"I'll kill him if this is for nothing," she told her reflection, and grabbed her backpack, which was sitting in the corner. She threw it over her shoulder and walked over to the section of blank wall where the portal would appear. A few moments of concentration, and the black doorway appeared, stabilized, and she walked through, into Myrnin's lab.
It was still a whole lot worse for wear. Broken glass glittered on the floor. Tables were overturned. There was still a faint haze of dust in the air.
Then it occurred to her tired, lagging brain, with a real shock, that she shouldn't have been able to do that. Not coming through the portal. The machine had controlled the portal . . . and the machine was a crushed metal mess in the basement.
Why had it worked?
Myrnin was in the back of the lab, standing in front of . . . something she couldn't see too clearly. He didn't turn around. "Claire," he said. "Thank you for coming."
"Yeah. Does Amelie know you're doing this?"
"She instructed me to rest," he said. "So no, in fact she doesn't. But ultimately, I don't think she'll be angry."
"You don't think so?
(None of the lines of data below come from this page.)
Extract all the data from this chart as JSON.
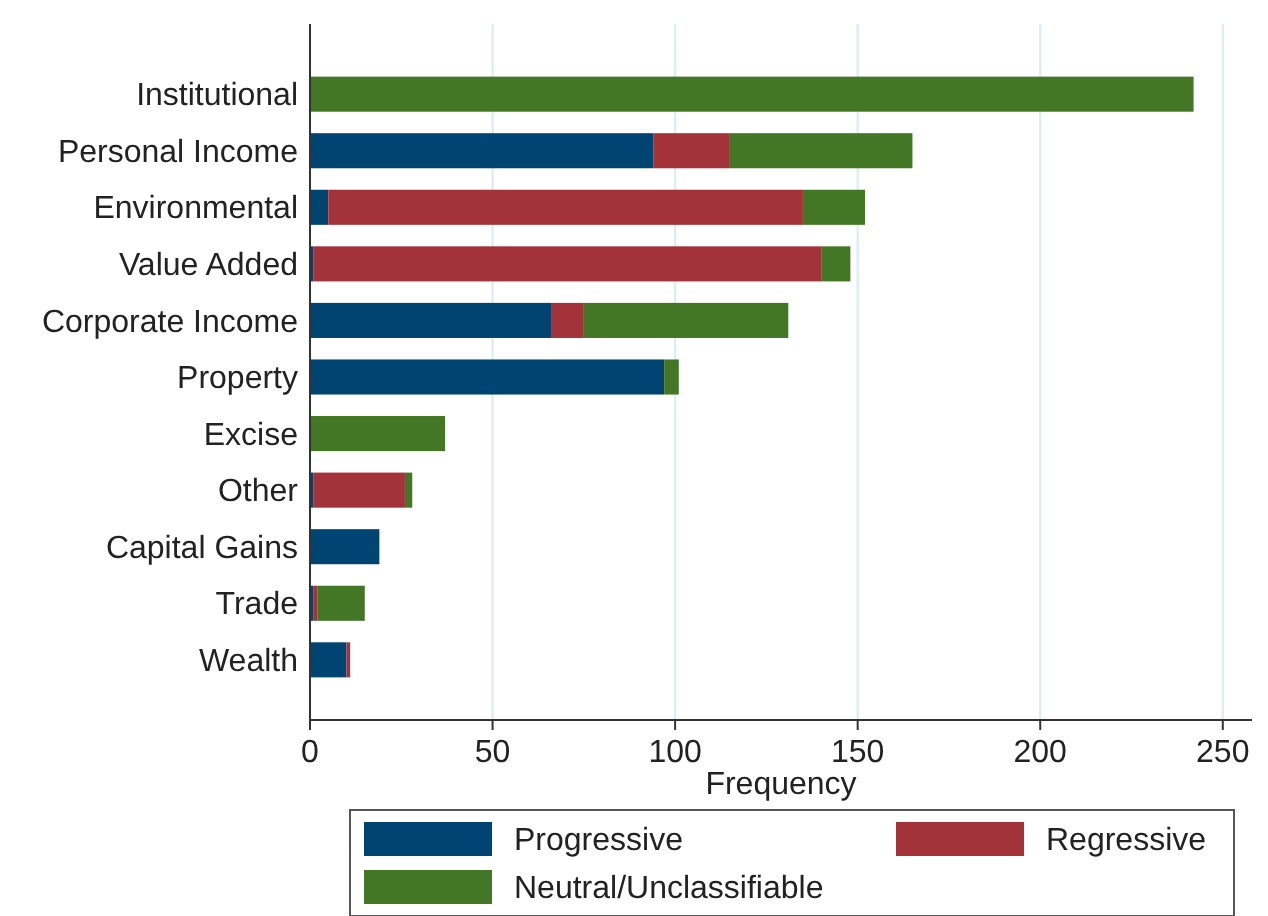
{
  "chart_data": {
    "type": "bar",
    "orientation": "horizontal",
    "stacked": true,
    "xlabel": "Frequency",
    "categories": [
      "Institutional",
      "Personal Income",
      "Environmental",
      "Value Added",
      "Corporate Income",
      "Property",
      "Excise",
      "Other",
      "Capital Gains",
      "Trade",
      "Wealth"
    ],
    "series": [
      {
        "name": "Progressive",
        "color": "#004471",
        "values": [
          0,
          94,
          5,
          1,
          66,
          97,
          0,
          1,
          19,
          1,
          10
        ]
      },
      {
        "name": "Regressive",
        "color": "#a4323a",
        "values": [
          0,
          21,
          130,
          139,
          9,
          0,
          0,
          25,
          0,
          1,
          1
        ]
      },
      {
        "name": "Neutral/Unclassifiable",
        "color": "#437625",
        "values": [
          242,
          50,
          17,
          8,
          56,
          4,
          37,
          2,
          0,
          13,
          0
        ]
      }
    ],
    "xlim": [
      0,
      258
    ],
    "xticks": [
      0,
      50,
      100,
      150,
      200,
      250
    ],
    "grid": "x",
    "legend": "bottom"
  }
}
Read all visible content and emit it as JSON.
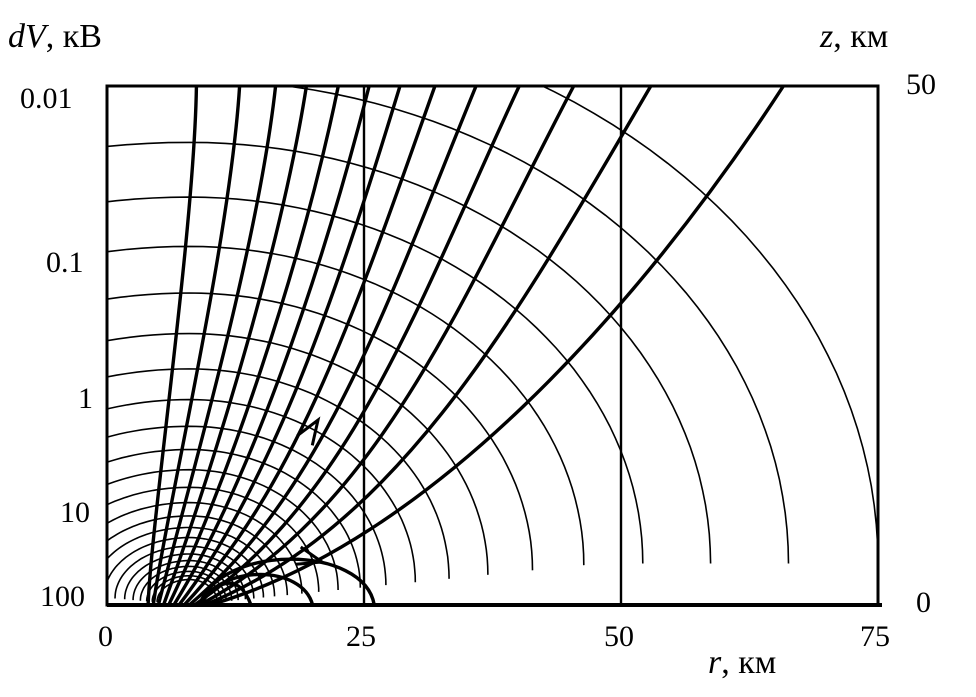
{
  "chart_data": {
    "type": "line",
    "title": "",
    "y_left_label_var": "dV",
    "y_left_label_unit": ", кВ",
    "y_right_label_var": "z",
    "y_right_label_unit": ", км",
    "x_label_var": "r",
    "x_label_unit": ", км",
    "xlim": [
      0,
      75
    ],
    "zlim": [
      0,
      50
    ],
    "x_ticks": [
      "0",
      "25",
      "50",
      "75"
    ],
    "y_right_ticks": [
      "50",
      "0"
    ],
    "y_left_ticks": [
      "0.01",
      "0.1",
      "1",
      "10",
      "100"
    ],
    "vertical_reference_lines_r": [
      25,
      50
    ],
    "field_lines_top_r": [
      8.7,
      12.9,
      16.4,
      19.4,
      22.5,
      25.5,
      28.5,
      31.9,
      35.9,
      40.1,
      45.4,
      52.9,
      65.8
    ],
    "field_line_loops_ground_r": [
      14,
      20,
      26
    ],
    "equipotential_count": 24,
    "source_r": 8,
    "colors": {
      "line": "#000000",
      "background": "#ffffff"
    }
  }
}
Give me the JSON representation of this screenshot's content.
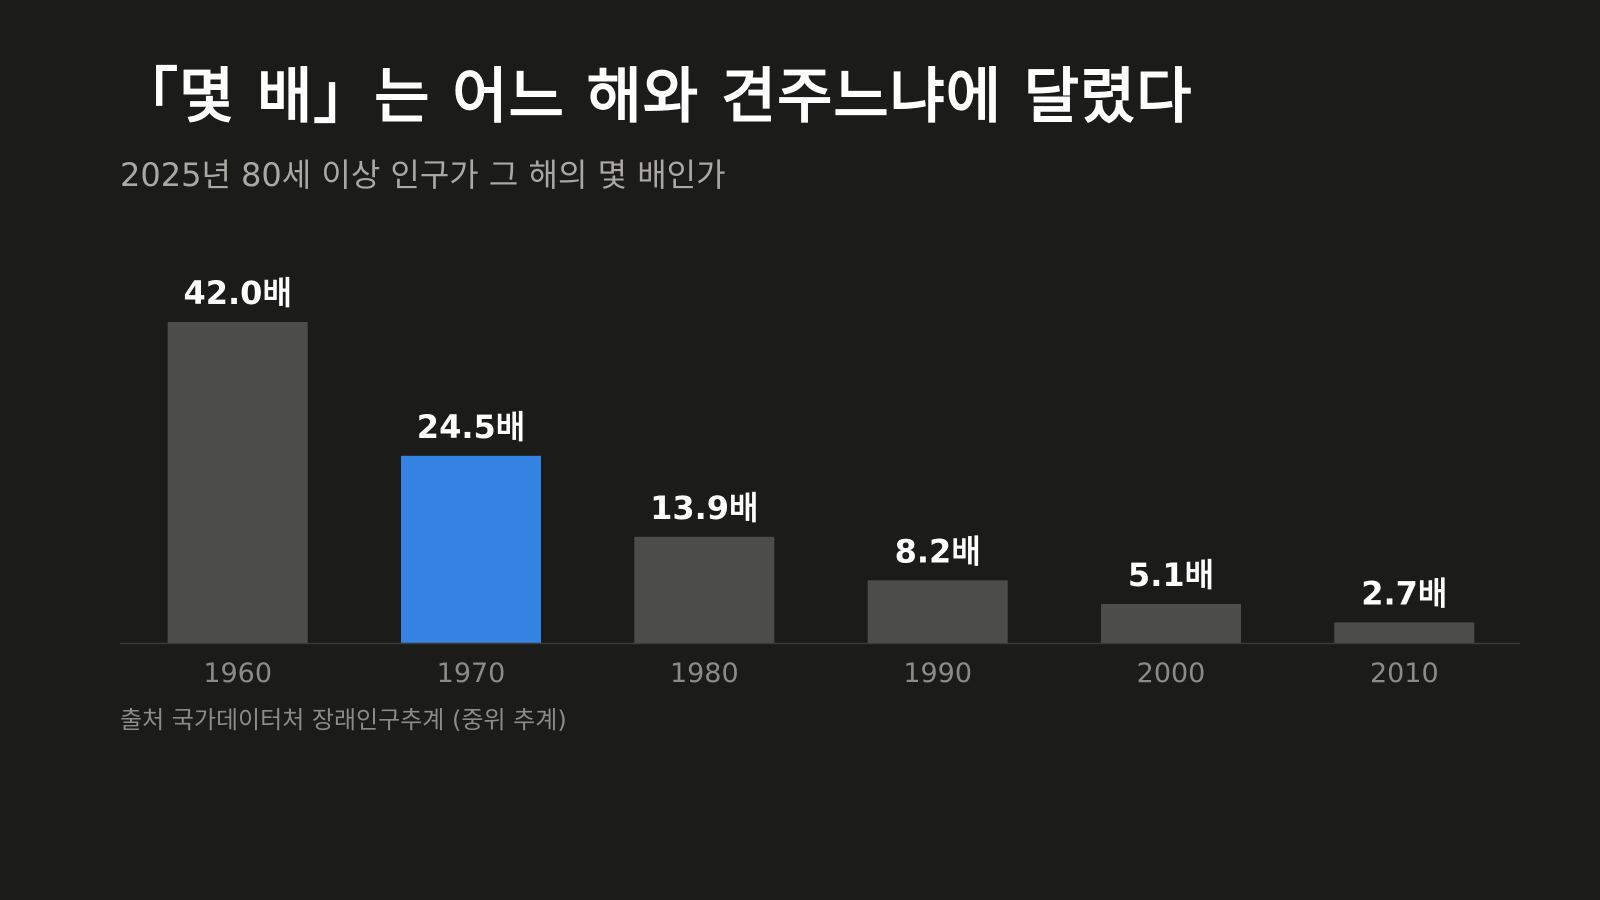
{
  "title": "「몇 배」는 어느 해와 견주느냐에 달렸다",
  "subtitle": "2025년 80세 이상 인구가 그 해의 몇 배인가",
  "source": "출처 국가데이터처 장래인구추계 (중위 추계)",
  "colors": {
    "background": "#1b1b1a",
    "bar": "#4c4c48",
    "highlight": "#3584e4",
    "baseline": "#3a3a37",
    "value_label": "#ffffff",
    "tick_label": "#8c8b85"
  },
  "chart_data": {
    "type": "bar",
    "categories": [
      "1960",
      "1970",
      "1980",
      "1990",
      "2000",
      "2010"
    ],
    "values": [
      42.0,
      24.5,
      13.9,
      8.2,
      5.1,
      2.7
    ],
    "value_labels": [
      "42.0배",
      "24.5배",
      "13.9배",
      "8.2배",
      "5.1배",
      "2.7배"
    ],
    "highlight_category": "1970",
    "title": "「몇 배」는 어느 해와 견주느냐에 달렸다",
    "subtitle": "2025년 80세 이상 인구가 그 해의 몇 배인가",
    "ylim": [
      0,
      42.0
    ],
    "grid": false,
    "legend": "none"
  }
}
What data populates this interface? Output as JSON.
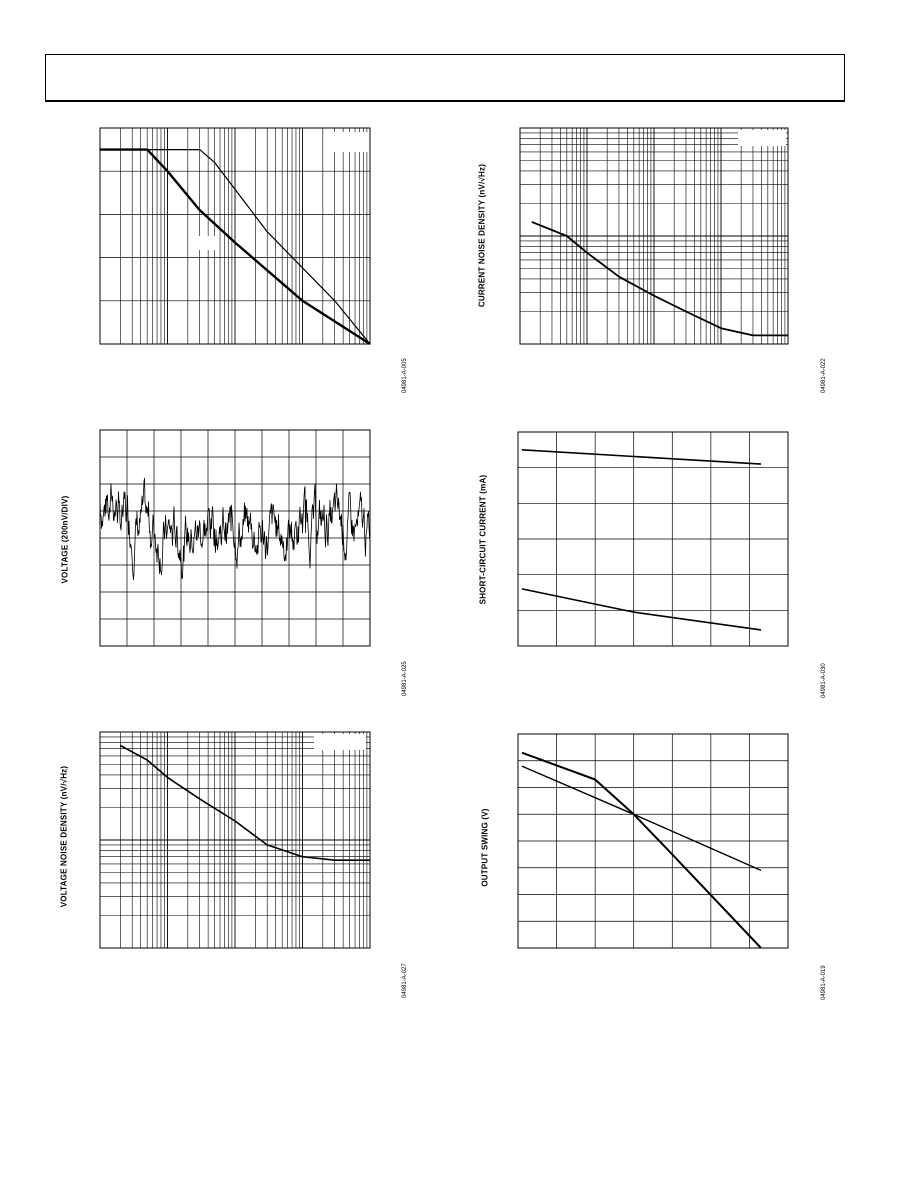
{
  "page": {
    "header": ""
  },
  "chart_data": [
    {
      "id": "c1",
      "type": "line",
      "code": "04981-A-005",
      "ylabel": "",
      "x_scale": "log",
      "xlim": [
        0.1,
        1000
      ],
      "ylim": [
        0,
        5
      ],
      "grid": true,
      "legend": "top-right",
      "series": [
        {
          "values": [
            [
              0.1,
              4.5
            ],
            [
              0.5,
              4.5
            ],
            [
              1,
              4.0
            ],
            [
              3,
              3.1
            ],
            [
              10,
              2.35
            ],
            [
              100,
              1.0
            ],
            [
              1000,
              0
            ]
          ]
        },
        {
          "values": [
            [
              0.1,
              4.5
            ],
            [
              3,
              4.5
            ],
            [
              5,
              4.2
            ],
            [
              30,
              2.6
            ],
            [
              300,
              1.0
            ],
            [
              1000,
              0
            ]
          ]
        }
      ]
    },
    {
      "id": "c2",
      "type": "line",
      "code": "04981-A-022",
      "ylabel": "CURRENT NOISE DENSITY (nV/√Hz)",
      "x_scale": "log",
      "xlim": [
        0.1,
        1000
      ],
      "y_scale": "log",
      "ylim": [
        0.1,
        10
      ],
      "grid": true,
      "legend": "top-right",
      "series": [
        {
          "values": [
            [
              0.15,
              1.35
            ],
            [
              0.5,
              1.0
            ],
            [
              1,
              0.7
            ],
            [
              3,
              0.42
            ],
            [
              10,
              0.28
            ],
            [
              30,
              0.2
            ],
            [
              100,
              0.14
            ],
            [
              300,
              0.12
            ],
            [
              1000,
              0.12
            ]
          ]
        }
      ]
    },
    {
      "id": "c3",
      "type": "line",
      "code": "04981-A-025",
      "ylabel": "VOLTAGE (200nV/DIV)",
      "xlim": [
        0,
        10
      ],
      "ylim": [
        -4,
        4
      ],
      "grid": true,
      "series": [
        {
          "generator": "noise",
          "seed": 7
        }
      ]
    },
    {
      "id": "c4",
      "type": "line",
      "code": "04981-A-030",
      "ylabel": "SHORT-CIRCUIT CURRENT (mA)",
      "xlim": [
        0,
        7
      ],
      "ylim": [
        0,
        6
      ],
      "grid": true,
      "series": [
        {
          "values": [
            [
              0.1,
              5.5
            ],
            [
              6.3,
              5.1
            ]
          ]
        },
        {
          "values": [
            [
              0.1,
              1.6
            ],
            [
              3,
              0.95
            ],
            [
              6.3,
              0.45
            ]
          ]
        }
      ]
    },
    {
      "id": "c5",
      "type": "line",
      "code": "04981-A-027",
      "ylabel": "VOLTAGE NOISE DENSITY (nV/√Hz)",
      "x_scale": "log",
      "xlim": [
        0.1,
        1000
      ],
      "y_scale": "log",
      "ylim": [
        10,
        1000
      ],
      "grid": true,
      "legend": "top-right",
      "series": [
        {
          "values": [
            [
              0.2,
              750
            ],
            [
              0.5,
              550
            ],
            [
              1,
              380
            ],
            [
              3,
              240
            ],
            [
              10,
              150
            ],
            [
              30,
              90
            ],
            [
              100,
              70
            ],
            [
              300,
              65
            ],
            [
              1000,
              65
            ]
          ]
        }
      ]
    },
    {
      "id": "c6",
      "type": "line",
      "code": "04981-A-019",
      "ylabel": "OUTPUT SWING (V)",
      "xlim": [
        0,
        7
      ],
      "ylim": [
        0,
        8
      ],
      "grid": true,
      "legend": "top-right",
      "series": [
        {
          "values": [
            [
              0.1,
              7.3
            ],
            [
              2,
              6.3
            ],
            [
              3,
              5.0
            ],
            [
              4,
              3.5
            ],
            [
              6.3,
              0.0
            ]
          ]
        },
        {
          "values": [
            [
              0.1,
              6.8
            ],
            [
              3,
              5.0
            ],
            [
              6.3,
              2.9
            ]
          ]
        }
      ]
    }
  ]
}
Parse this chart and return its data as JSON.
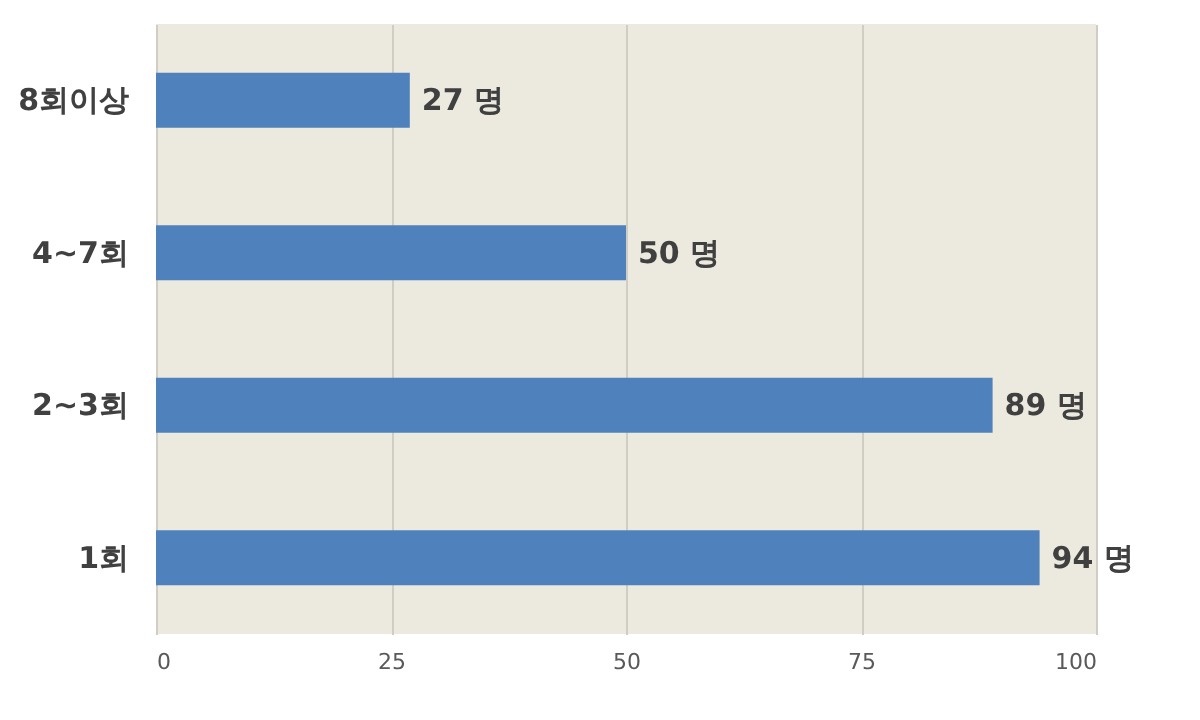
{
  "chart_data": {
    "type": "bar",
    "orientation": "horizontal",
    "categories": [
      "8회이상",
      "4~7회",
      "2~3회",
      "1회"
    ],
    "values": [
      27,
      50,
      89,
      94
    ],
    "color": "#4f81bd",
    "value_labels": [
      "27 명",
      "50 명",
      "89 명",
      "94 명"
    ],
    "xlim": [
      0,
      100
    ],
    "xticks": [
      0,
      25,
      50,
      75,
      100
    ],
    "grid": "x"
  }
}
Are you crazy?"
He didn't answer that directly. "I've been working all night," he said. "Some of the parts were still usable, but I was only able to cobble together the very basic elements."
"Elements of what?"
Myrnin finally moved, and Claire walked a few more steps toward him before stopping cold, her breath locked in her throat, her heart lurching, then hammering very, very fast.
Because that was a brain. In a jar. A jar of faintly green liquid that bubbled. There were tubes, copper tubes, circulating liquid, and there were wires, and there were clockworks ticking along, but there was a brain.
In a jar.
"What did you do?" Claire's voice didn't sound at all like her own. She didn't even realize that she'd said it out loud, until Myrnin looked directly at her.
"What I had to do," he said. "It won't work any other way. It's too dangerous. I can't risk anything like that happening again, and neither should you, Claire. Next time, we may not be so fortunate."
"You killed somebody," she said. Her throat was so tight that she thought she might choke on the words. "Oh, my God, you killed somebody and . . . put their brain . . . in--"
"The point is that the barriers are up," Myrnin said. "And we are safe. I did what I knew had to be done. But you mustn't tell him."
"Tell who?" Claire couldn't decide whether she was furious or terrified. Probably both.
Myrnin didn't answer.
The voice came out of her cell phone speaker, slightly muffled by her pocket--an eerie, disembodied voice that nevertheless was familiar.
The last thing she'd heard it say was Good-bye.
"He means Shane," said Frank Collins. The brain in the jar. "Don't tell Shane, Claire. This is going to have to be our secret."